There are some drawbacks to Hibbert's book, however, for those who are not already familiar with the French Revolution and who are looking for a basic introduction.

First, as the title suggests, Hibbert's narrative revolves around certain important days of the French Revolution, including (but not limited to) the storming of the Bastille, the flight of the King, the September prison massacres, the terror, the arrest and execution of Robespierre, and the assumption of power by Napoleon. These episodes are told in great detail but Hibbert does not provide a unified narrative connecting these various episodes.

Second, Hibbert focuses almost entirely on days of violence. Hibbert does not pay much attention to debates taking place in the Conventions or assemblies, to the ideas that animated the revolutionaries, to the economic or social realities of the time, or to the social and political reforms enacted. Instead his narrative focuses, in often brutal and gory detail, on the atrocities committed during the Revolution. You get the feeling that Hibbert does not have much sympathy with the revolutionaries. While this is certainly one side of the revolution, and an important one, it is not the only side. It also gets a bit repetitive reading over and over about out of control mobs cutting people's heads off and displaying them on pikes. The violence of the revolution was real and should not be ignored but it would be nice to get a break in the narrative (and a break from the gore) every once in awhile and read about some of the ideas being discussed, or some of the political reforms being enacted.

Third, Hibbert does not really attempt to explain the various groups that were important in the revolution (the Girondins, Jacobins, sans-coulottes, the Commune, etc.) the ideas that they stood for, or their powers and functions. The most he provides is a brief summary of each group in an appendix which ultimately leaves a lot to be desired.
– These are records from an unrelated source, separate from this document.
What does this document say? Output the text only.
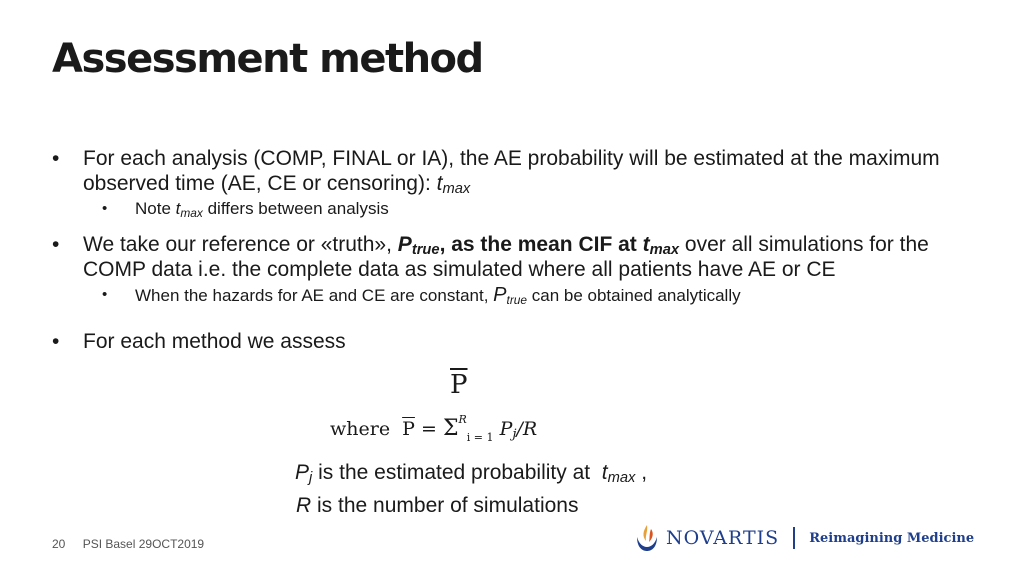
Assessment method
• For each analysis (COMP, FINAL or IA), the AE probability will be estimated at the maximum observed time (AE, CE or censoring): $t_{max}$
• Note $t_{max}$ differs between analysis
• We take our reference or «truth», $P_{true}$, as the mean CIF at $t_{max}$ over all simulations for the COMP data i.e. the complete data as simulated where all patients have AE or CE
• When the hazards for AE and CE are constant, $P_{true}$ can be obtained analytically
• For each method we assess
$\overline{P}$
where $\overline{P} = \Sigma^R_{i = 1}$ $P_j/R$
$P_j$ is the estimated probability at $t_{max}$ ,
R is the number of simulations
20 PSI Basel 29OCT2019	NOVARTIS Reimagining Medicine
A reader who is interested in the differences that separated the Girondins from the Jacobins, for example, will not get much help from Hibbert.

For these reasons I would say that The Days of the French Revolution is slightly less than ideal as an introduction to the French Revolution. The reader new to the French Revolution will get a basic idea of some of the major events, as well as some of the major players, of the French Revolution, but will not get much in terms of genuine understanding. So as an introduction I would give this book three stars.

Since this book is a five star book for those already familiar with the French Revolution, and a three star book for those new to the French Revolution, I have made my overall review for the book equal to four stars.